Contextual relevance: Users see our recommendations in different contexts. For example, if a user is currently reading an iPhone 6 review, it would certainly be meaningful to recommend other articles about smartphones or Apple products. In order to identify contextually-relevant content, we leverage our internal knowledge graph to measure content relatedness as well as a collaborative filtering style approach to uncover novel patterns about “people who read X who would also read Y.”
Personal relevance: As one of the top destinations on the Web, there is significant overlap in the user base between Yahoo and our partner sites. This puts us in a unique position of not suffering much from the cold start problem for user understanding. However, we also need to address a new challenge of catering to changing user interests as people move about from one site to another. For example, a person is interested in smartphones; for gadget reviews her top choice is cnet.com, but when it comes to news about the mobile industry, techcrunch.com becomes her go-to destination. In order to show the right content at the right place, we need to understand both her interests, and when and where she should be served a particular item. To do that, we leverage a type of machine-learned model known as matrix/tensor factorization to incorporate context awareness into user understanding.

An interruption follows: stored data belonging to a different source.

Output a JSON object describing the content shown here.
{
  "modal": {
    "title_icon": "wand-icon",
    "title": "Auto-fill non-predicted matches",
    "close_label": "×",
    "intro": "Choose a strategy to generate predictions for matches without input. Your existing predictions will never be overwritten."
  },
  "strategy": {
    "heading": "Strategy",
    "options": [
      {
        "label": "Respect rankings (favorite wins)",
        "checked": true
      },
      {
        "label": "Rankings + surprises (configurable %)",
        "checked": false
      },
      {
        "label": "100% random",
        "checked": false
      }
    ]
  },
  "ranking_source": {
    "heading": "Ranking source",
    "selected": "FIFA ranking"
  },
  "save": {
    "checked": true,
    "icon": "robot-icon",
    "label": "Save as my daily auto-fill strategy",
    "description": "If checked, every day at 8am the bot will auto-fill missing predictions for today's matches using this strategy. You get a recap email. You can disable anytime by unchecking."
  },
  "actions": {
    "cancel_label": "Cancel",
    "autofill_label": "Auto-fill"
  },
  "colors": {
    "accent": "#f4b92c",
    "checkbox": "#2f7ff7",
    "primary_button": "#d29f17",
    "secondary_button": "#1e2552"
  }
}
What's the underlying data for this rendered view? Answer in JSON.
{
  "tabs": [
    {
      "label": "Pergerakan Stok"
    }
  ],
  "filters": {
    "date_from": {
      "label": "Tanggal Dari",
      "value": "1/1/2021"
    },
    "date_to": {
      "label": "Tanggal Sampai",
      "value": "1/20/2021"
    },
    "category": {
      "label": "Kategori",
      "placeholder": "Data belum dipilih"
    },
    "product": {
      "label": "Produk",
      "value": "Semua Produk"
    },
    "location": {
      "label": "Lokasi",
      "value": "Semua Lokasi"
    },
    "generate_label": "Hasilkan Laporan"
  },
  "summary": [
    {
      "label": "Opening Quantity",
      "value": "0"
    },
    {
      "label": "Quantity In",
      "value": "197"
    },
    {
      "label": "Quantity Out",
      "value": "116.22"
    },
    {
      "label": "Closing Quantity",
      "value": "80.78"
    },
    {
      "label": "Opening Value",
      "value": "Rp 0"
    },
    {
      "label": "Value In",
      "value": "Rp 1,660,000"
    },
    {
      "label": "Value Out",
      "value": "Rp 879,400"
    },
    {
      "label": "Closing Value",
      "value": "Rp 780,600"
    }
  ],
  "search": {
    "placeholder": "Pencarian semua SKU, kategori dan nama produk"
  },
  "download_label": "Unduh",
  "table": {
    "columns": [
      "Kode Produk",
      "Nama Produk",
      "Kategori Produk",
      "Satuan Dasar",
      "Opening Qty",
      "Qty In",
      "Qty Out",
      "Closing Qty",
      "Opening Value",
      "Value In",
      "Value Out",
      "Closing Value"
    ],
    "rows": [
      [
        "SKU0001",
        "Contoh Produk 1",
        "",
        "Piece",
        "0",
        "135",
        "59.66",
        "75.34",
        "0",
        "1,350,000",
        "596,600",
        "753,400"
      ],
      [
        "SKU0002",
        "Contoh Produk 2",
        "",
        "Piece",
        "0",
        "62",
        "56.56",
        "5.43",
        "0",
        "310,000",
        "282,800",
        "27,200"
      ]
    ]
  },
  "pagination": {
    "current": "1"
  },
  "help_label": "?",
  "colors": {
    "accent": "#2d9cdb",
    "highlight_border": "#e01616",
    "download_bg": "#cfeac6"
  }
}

In the end, nearly hundreds of millions of raw signals are produced, which are blended by a machine-learned ranking (MLR) function. The blending has to have an element of adaptive learning since the same signal may have different effects in different publisher modules. For example, the recency of content matters more for a sports news site than for a food recipe site. Therefore, we developed a powerful MLR platform using a distributed online learning algorithm which incrementally and rapidly self-updates hundreds of ranking models by learning from the logged events for each Recommends module.
Yahoo Recommends tests the limits of context-aware recommendations. The wealth of signals and data, the dynamic nature of the content that needs to be recommended, and the plethora of publisher modules takes personalization to a whole new level.